Tais são, Senhor, os votos deste povo; e, protestando que vive animado da mais sincera e ardente vontade de permanecer unido a Portugal pelos vínculos de um pacto social que, fazendo o bem geral de toda a nação, faça o do Brasil por anéis de condições em tudo iguais, roga a Vossa Alteza Real que se digne de os acolher benigno e anuir a eles, para que aqueles vínculos mais e mais se estreitem e se não quebrem... Por outra forma, o ameaçado rompimento de independência e anarquia parece certo e inevitável.

Amanda Peruchi é doutora em História e autora do livro “Saborear e Curar: a chegada do café no mundo luso-brasileiro” (Coleção Memória Atlântica – Cultura Acadêmica, 2021).

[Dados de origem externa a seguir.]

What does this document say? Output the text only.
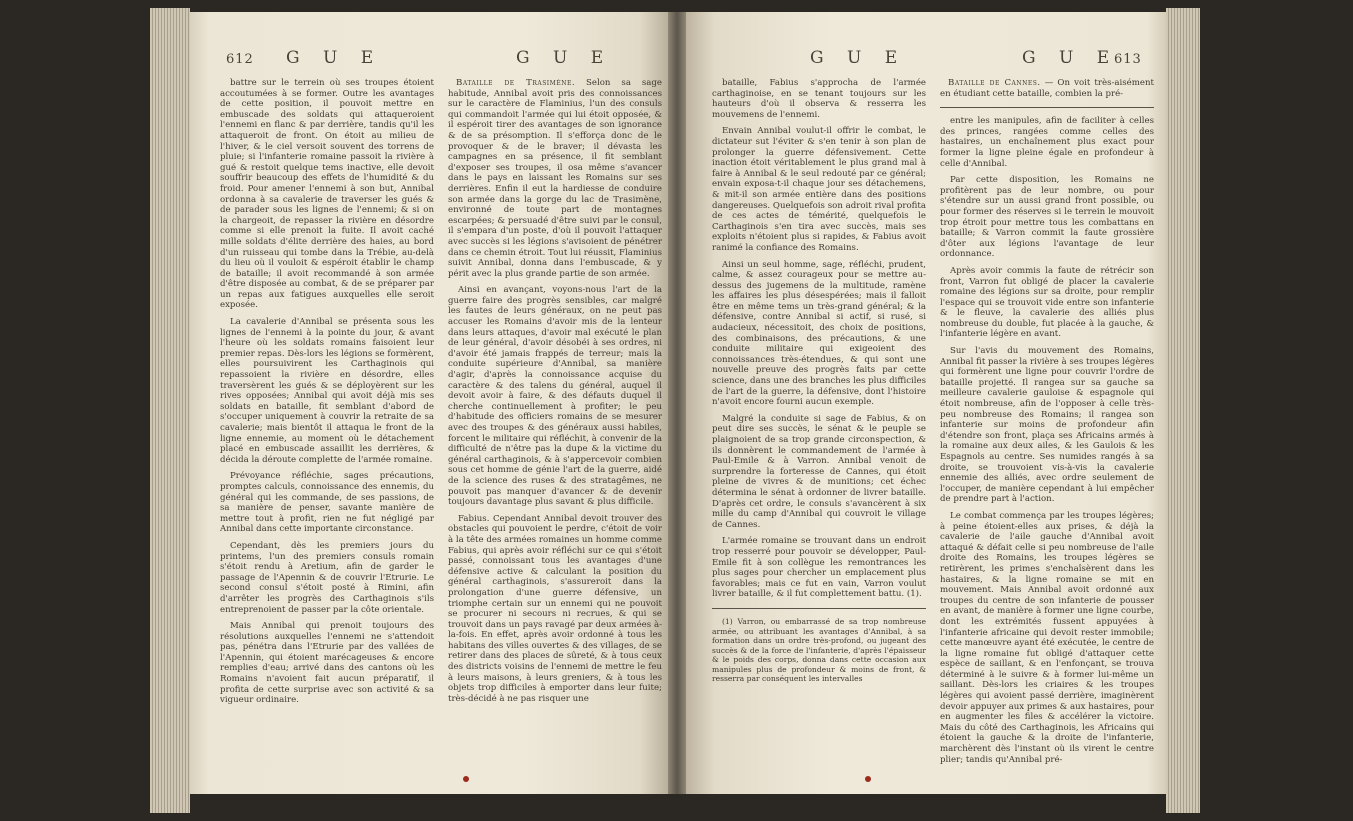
612 G U E	G U E

battre sur le terrein où ses troupes étoient accoutumées à se former. Outre les avantages de cette position, il pouvoit mettre en embuscade des soldats qui attaqueroient l'ennemi en flanc & par derrière, tandis qu'il les attaqueroit de front. On étoit au milieu de l'hiver, & le ciel versoit souvent des torrens de pluie; si l'infanterie romaine passoit la rivière à gué & restoit quelque tems inactive, elle devoit souffrir beaucoup des effets de l'humidité & du froid. Pour amener l'ennemi à son but, Annibal ordonna à sa cavalerie de traverser les gués & de parader sous les lignes de l'ennemi; & si on la chargeoit, de repasser la rivière en désordre comme si elle prenoit la fuite. Il avoit caché mille soldats d'élite derrière des haies, au bord d'un ruisseau qui tombe dans la Trébie, au-delà du lieu où il vouloit & espéroit établir le champ de bataille; il avoit recommandé à son armée d'être disposée au combat, & de se préparer par un repas aux fatigues auxquelles elle seroit exposée.

La cavalerie d'Annibal se présenta sous les lignes de l'ennemi à la pointe du jour, & avant l'heure où les soldats romains faisoient leur premier repas. Dès-lors les légions se formèrent, elles poursuivirent les Carthaginois qui repassoient la rivière en désordre, elles traversèrent les gués & se déployèrent sur les rives opposées; Annibal qui avoit déjà mis ses soldats en bataille, fit semblant d'abord de s'occuper uniquement à couvrir la retraite de sa cavalerie; mais bientôt il attaqua le front de la ligne ennemie, au moment où le détachement placé en embuscade assaillit les derrières, & décida la déroute complette de l'armée romaine.

Prévoyance réfléchie, sages précautions, promptes calculs, connoissance des ennemis, du général qui les commande, de ses passions, de sa manière de penser, savante manière de mettre tout à profit, rien ne fut négligé par Annibal dans cette importante circonstance.

Cependant, dès les premiers jours du printems, l'un des premiers consuls romain s'étoit rendu à Aretium, afin de garder le passage de l'Apennin & de couvrir l'Etrurie. Le second consul s'étoit posté à Rimini, afin d'arrêter les progrès des Carthaginois s'ils entreprenoient de passer par la côte orientale.

Mais Annibal qui prenoit toujours des résolutions auxquelles l'ennemi ne s'attendoit pas, pénétra dans l'Etrurie par des vallées de l'Apennin, qui étoient marécageuses & encore remplies d'eau; arrivé dans des cantons où les Romains n'avoient fait aucun préparatif, il profita de cette surprise avec son activité & sa vigueur ordinaire.

Bataille de Trasimène. Selon sa sage habitude, Annibal avoit pris des connoissances sur le caractère de Flaminius, l'un des consuls qui commandoit l'armée qui lui étoit opposée, & il espéroit tirer des avantages de son ignorance & de sa présomption. Il s'efforça donc de le provoquer & de le braver; il dévasta les campagnes en sa présence, il fit semblant d'exposer ses troupes, il osa même s'avancer dans le pays en laissant les Romains sur ses derrières. Enfin il eut la hardiesse de conduire son armée dans la gorge du lac de Trasimène, environné de toute part de montagnes escarpées; & persuadé d'être suivi par le consul, il s'empara d'un poste, d'où il pouvoit l'attaquer avec succès si les légions s'avisoient de pénétrer dans ce chemin étroit. Tout lui réussit, Flaminius suivit Annibal, donna dans l'embuscade, & y périt avec la plus grande partie de son armée.

Ainsi en avançant, voyons-nous l'art de la guerre faire des progrès sensibles, car malgré les fautes de leurs généraux, on ne peut pas accuser les Romains d'avoir mis de la lenteur dans leurs attaques, d'avoir mal exécuté le plan de leur général, d'avoir désobéi à ses ordres, ni d'avoir été jamais frappés de terreur; mais la conduite supérieure d'Annibal, sa manière d'agir, d'après la connoissance acquise du caractère & des talens du général, auquel il devoit avoir à faire, & des défauts duquel il cherche continuellement à profiter; le peu d'habitude des officiers romains de se mesurer avec des troupes & des généraux aussi habiles, forcent le militaire qui réfléchit, à convenir de la difficulté de n'être pas la dupe & la victime du général carthaginois, & à s'appercevoir combien sous cet homme de génie l'art de la guerre, aidé de la science des ruses & des stratagêmes, ne pouvoit pas manquer d'avancer & de devenir toujours davantage plus savant & plus difficile.

Fabius. Cependant Annibal devoit trouver des obstacles qui pouvoient le perdre, c'étoit de voir à la tête des armées romaines un homme comme Fabius, qui après avoir réfléchi sur ce qui s'étoit passé, connoissant tous les avantages d'une défensive active & calculant la position du général carthaginois, s'assureroit dans la prolongation d'une guerre défensive, un triomphe certain sur un ennemi qui ne pouvoit se procurer ni secours ni recrues, & qui se trouvoit dans un pays ravagé par deux armées à-la-fois. En effet, après avoir ordonné à tous les habitans des villes ouvertes & des villages, de se retirer dans des places de sûreté, & à tous ceux des districts voisins de l'ennemi de mettre le feu à leurs maisons, à leurs greniers, & à tous les objets trop difficiles à emporter dans leur fuite; très-décidé à ne pas risquer une

G U E	G U E
613

bataille, Fabius s'approcha de l'armée carthaginoise, en se tenant toujours sur les hauteurs d'où il observa & resserra les mouvemens de l'ennemi.

Envain Annibal voulut-il offrir le combat, le dictateur sut l'éviter & s'en tenir à son plan de prolonger la guerre défensivement. Cette inaction étoit véritablement le plus grand mal à faire à Annibal & le seul redouté par ce général; envain exposa-t-il chaque jour ses détachemens, & mit-il son armée entière dans des positions dangereuses. Quelquefois son adroit rival profita de ces actes de témérité, quelquefois le Carthaginois s'en tira avec succès, mais ses exploits n'étoient plus si rapides, & Fabius avoit ranimé la confiance des Romains.

Ainsi un seul homme, sage, réfléchi, prudent, calme, & assez courageux pour se mettre au-dessus des jugemens de la multitude, ramène les affaires les plus désespérées; mais il falloit être en même tems un très-grand général; & la défensive, contre Annibal si actif, si rusé, si audacieux, nécessitoit, des choix de positions, des combinaisons, des précautions, & une conduite militaire qui exigeoient des connoissances très-étendues, & qui sont une nouvelle preuve des progrès faits par cette science, dans une des branches les plus difficiles de l'art de la guerre, la défensive, dont l'histoire n'avoit encore fourni aucun exemple.

Malgré la conduite si sage de Fabius, & on peut dire ses succès, le sénat & le peuple se plaignoient de sa trop grande circonspection, & ils donnèrent le commandement de l'armée à Paul-Emile & à Varron. Annibal venoit de surprendre la forteresse de Cannes, qui étoit pleine de vivres & de munitions; cet échec détermina le sénat à ordonner de livrer bataille. D'après cet ordre, le consuls s'avancèrent à six mille du camp d'Annibal qui couvroit le village de Cannes.

L'armée romaine se trouvant dans un endroit trop resserré pour pouvoir se développer, Paul-Emile fit à son collègue les remontrances les plus sages pour chercher un emplacement plus favorables; mais ce fut en vain, Varron voulut livrer bataille, & il fut complettement battu. (1).

(1) Varron, ou embarrassé de sa trop nombreuse armée, ou attribuant les avantages d'Annibal, à sa formation dans un ordre très-profond, ou jugeant des succès & de la force de l'infanterie, d'après l'épaisseur & le poids des corps, donna dans cette occasion aux manipules plus de profondeur & moins de front, & resserra par conséquent les intervalles

Bataille de Cannes. — On voit très-aisément en étudiant cette bataille, combien la pré-

entre les manipules, afin de faciliter à celles des princes, rangées comme celles des hastaires, un enchaînement plus exact pour former la ligne pleine égale en profondeur à celle d'Annibal.

Par cette disposition, les Romains ne profitèrent pas de leur nombre, ou pour s'étendre sur un aussi grand front possible, ou pour former des réserves si le terrein le mouvoit trop étroit pour mettre tous les combattans en bataille; & Varron commit la faute grossière d'ôter aux légions l'avantage de leur ordonnance.

Après avoir commis la faute de rétrécir son front, Varron fut obligé de placer la cavalerie romaine des légions sur sa droite, pour remplir l'espace qui se trouvoit vide entre son infanterie & le fleuve, la cavalerie des alliés plus nombreuse du double, fut placée à la gauche, & l'infanterie légère en avant.

Sur l'avis du mouvement des Romains, Annibal fit passer la rivière à ses troupes légères qui formèrent une ligne pour couvrir l'ordre de bataille projetté. Il rangea sur sa gauche sa meilleure cavalerie gauloise & espagnole qui étoit nombreuse, afin de l'opposer à celle très-peu nombreuse des Romains; il rangea son infanterie sur moins de profondeur afin d'étendre son front, plaça ses Africains armés à la romaine aux deux ailes, & les Gaulois & les Espagnols au centre. Ses numides rangés à sa droite, se trouvoient vis-à-vis la cavalerie ennemie des alliés, avec ordre seulement de l'occuper, de manière cependant à lui empêcher de prendre part à l'action.

Le combat commença par les troupes légères; à peine étoient-elles aux prises, & déjà la cavalerie de l'aile gauche d'Annibal avoit attaqué & défait celle si peu nombreuse de l'aile droite des Romains, les troupes légères se retirèrent, les primes s'enchaîsèrent dans les hastaires, & la ligne romaine se mit en mouvement. Mais Annibal avoit ordonné aux troupes du centre de son infanterie de pousser en avant, de manière à former une ligne courbe, dont les extrémités fussent appuyées à l'infanterie africaine qui devoit rester immobile; cette manœuvre ayant été exécutée, le centre de la ligne romaine fut obligé d'attaquer cette espèce de saillant, & en l'enfonçant, se trouva déterminé à le suivre & à former lui-même un saillant. Dès-lors les criaires & les troupes légères qui avoient passé derrière, imaginèrent devoir appuyer aux primes & aux hastaires, pour en augmenter les files & accélérer la victoire. Mais du côté des Carthaginois, les Africains qui étoient la gauche & la droite de l'infanterie, marchèrent dès l'instant où ils virent le centre plier; tandis qu'Annibal pré-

Jean Marcel Carvalho França é professor titular de História do Brasil da Universidade Estadual Paulista Júlio de Mesquita Filho e autor, entre outros, dos seguintes livros: “Literatura e sociedade no Rio de Janeiro Oitocentista (Imprensa nacional - Casa da Moeda, 1999), “A Construção do Brasil na Literatura de Viagem dos séculos XVI, XVII e XVIII” (José Olympio/Editora da UNESP, 2012), “Piratas no Brasil” (Editora Globo, 2016, com Sheila Hue) e Franceses o Brasil (Chão Editora, 2021).

Referências no texto:

[1] 09 de janeiro de 1822.

[2] 2º Suplemento ao número 7 da Gazeta do Rio Janeiro, de 15 de janeiro de 1822. Rio de Janeiro: Imprensa Nacional, n. 7, p. 42-43, 15 jan. 1822.

[3] Cortes Gerais Extraordinárias e Constituintes da Nação Portuguesa, instaladas em 24 de janeiro de 1821.

[4] Revolução Pernambucana, em 1817.

[5] Revolução do Porto (24 de agosto de 1820) e convocação das Cortes para a elaboração de uma Constituição (15 de setembro de 1820).